Sebagai pertimbangan :
1. Perusahaan Kami adalah Perusahaan pelayaran dalam negeri ( SIUPAL ), melaksanakan kegiatan jasa pengangkutan Bahan bakar Minyak antar pulau di indonesia.
2. Perhitungan Jasa angkut berdasarkan Jumlah muatan/ liter dikalikan harga Rp/liter .
3. Untuk tarif jasa pengangkutan tersebut tidak ada pemisahan antara tarif jasa angkutan laut dan Jasa angkutan darat .
4. Jasa angkutan Utama adalah Jasa angkutan Laut ( Kapal ) dan Jasa Angkutan penunjang adalah Jasa angkutan darat ( mobil tanki )
5. Jangka waktu perjanjian kotrak sewa Jasa pengangkutan selama satu tahun dan dapat diperpanjang atas kesepakatan kedua belah pihak.

Pertanyaan saya ,oleh customer kami , kami dipungut PPh psl 23 .alasan customer kami untuk pemungutan PPh psl 23 bahwa Jasa angkutan barang yang kami laksanakan adalah jasa pengangkutan Multi moda ( Jasa angkutan Laut /kapal dan Jasa Angkutan darat/ mobil tanki ) dan tarif jasa angkutan didalam perjanjian tidak terpisah antara jasa angkutan laut dan jasa angkutan darat.
Sedangkan menurut pendapat kami seharusnya kami di potong PPh psl 15 . apakah keputusan pemungutan PPh psl 23 oleh customer kami atas jasa pengangkutan barang tersebut sudah sesuai dengan peraturan perpajakan ?

Jawaban

Terima kasih atas pertanyaan yang disampaikan kepada kami, pada dasarnya PPh Pasal 15 merupakan pajak penghasilan yang dikenakan atas penghasilan yang diterima atau diperoleh wajib pajak yang bergerak pada beberapa industri tertentu salah satunya adalah perusahaan pelayaran dalam negeri.
Mengacu pada Undang-Undang Pajak Penghasilan (UU PPh), PPh Pasal 15 ini menggunakan norma perhitungan khusus untuk menghitung penghasilan neto dari wajib pajak tertentu yang tidak dapat dihitung dengan ketentuan umum sebagaimana diatur dalam Pasal 16 ayat (1) dan ayat (3) UU PPh.

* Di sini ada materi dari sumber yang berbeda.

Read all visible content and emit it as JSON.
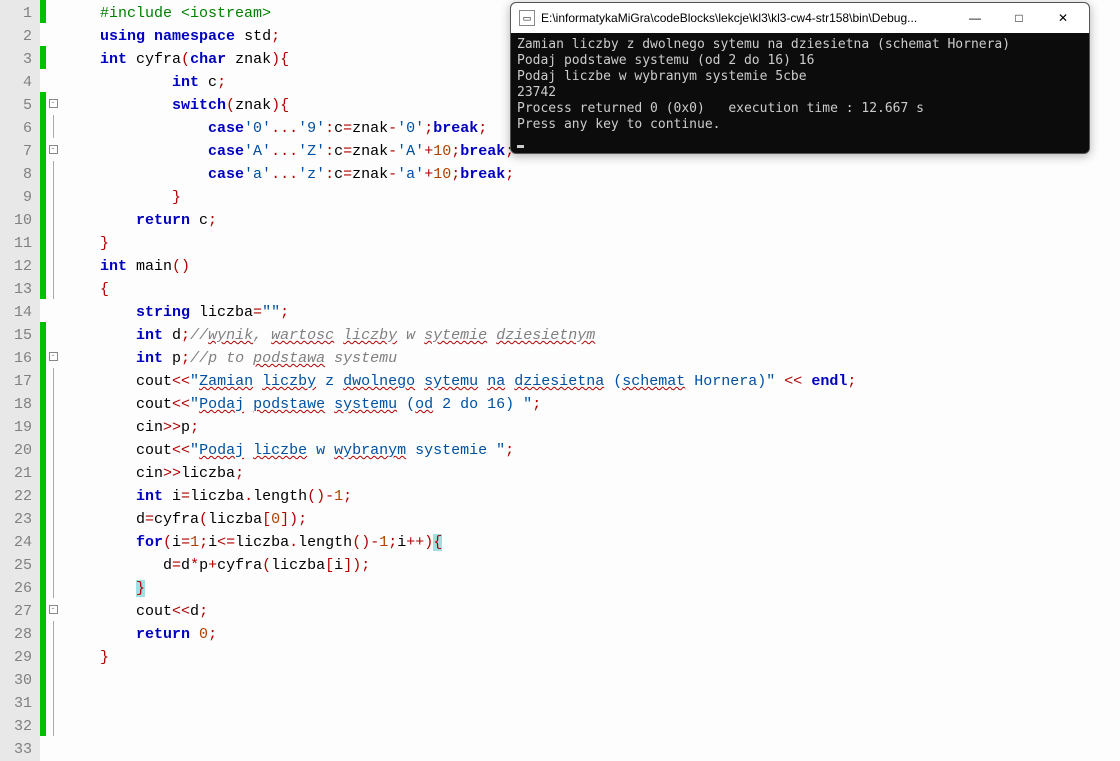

Berdasarkan Keputusan Menteri Keuangan 416/KMK.04/1996 tentang Norma Penghitungan Khusus Penghasilan Neto bagi Wajib Pajak Perusahaan Pelayaran Dalam Negeri dijelaskan bahwa yang dimaksud dengan peredaran bruto adalah semua imbalan atau nilai pengganti berupa uang atau nilai uang yang diterima atau diperoleh Wajib Pajak perusahaan pelayaran dalam negeri dari pengangkutan orang dan/atau barang yang dimuat dari satu pelabuhan ke pelabuhan lain di Indonesia dan/atau dari pelabuhan di Indonesia ke pelabuhan luar negeri dan/atau sebaliknya. Mengenai Besarnya Pajak Penghasilan atas penghasilan dari pengangkutan orang dan/atau barang bagi Wajib Pajak perusahaan pelayaran dalam negeri adalah sebesar 1,2% (satu koma dua persen) dari peredaran bruto dan bersifat final.

Sedangkan untuk Jasa pengangkutan/ekspedisi kecuali yang telah diatur dalam Pasal 15 UU PPh, seperti jasa angkutan darat terutang PPh Pasal 23, hal ini diatur  berdasarkan Peraturan Menteri Keuangan Nomor 141/PMK.03/2015 tentang  Jenis Jasa Lain sebagaimana dimaksud dalam Pasal 23 ayat (1) huruf c Undang-Undang Nomor 7 Tahun 1983 tentang Pajak Penghasilan sebagaimana telah beberapa kali diubah terakhir dengan Undang-Undang Nomor 36 Tahun 2008.

Merujuk pada pertanyaan yang disampaikan kepada kami terdapat beberapa poin utama yang dapat kami simpulkan bahwa perusahaan anda adalah perusahaan pelayaran dalam negeri yang memiliki Surat Izin Usaha Perusahaan Angkutan Laut (SIUPAL) sebagai salah satu syarat dan bukti untuk mendapatkan fasilitas pengenaan PPh Pasal 15 UU PPh.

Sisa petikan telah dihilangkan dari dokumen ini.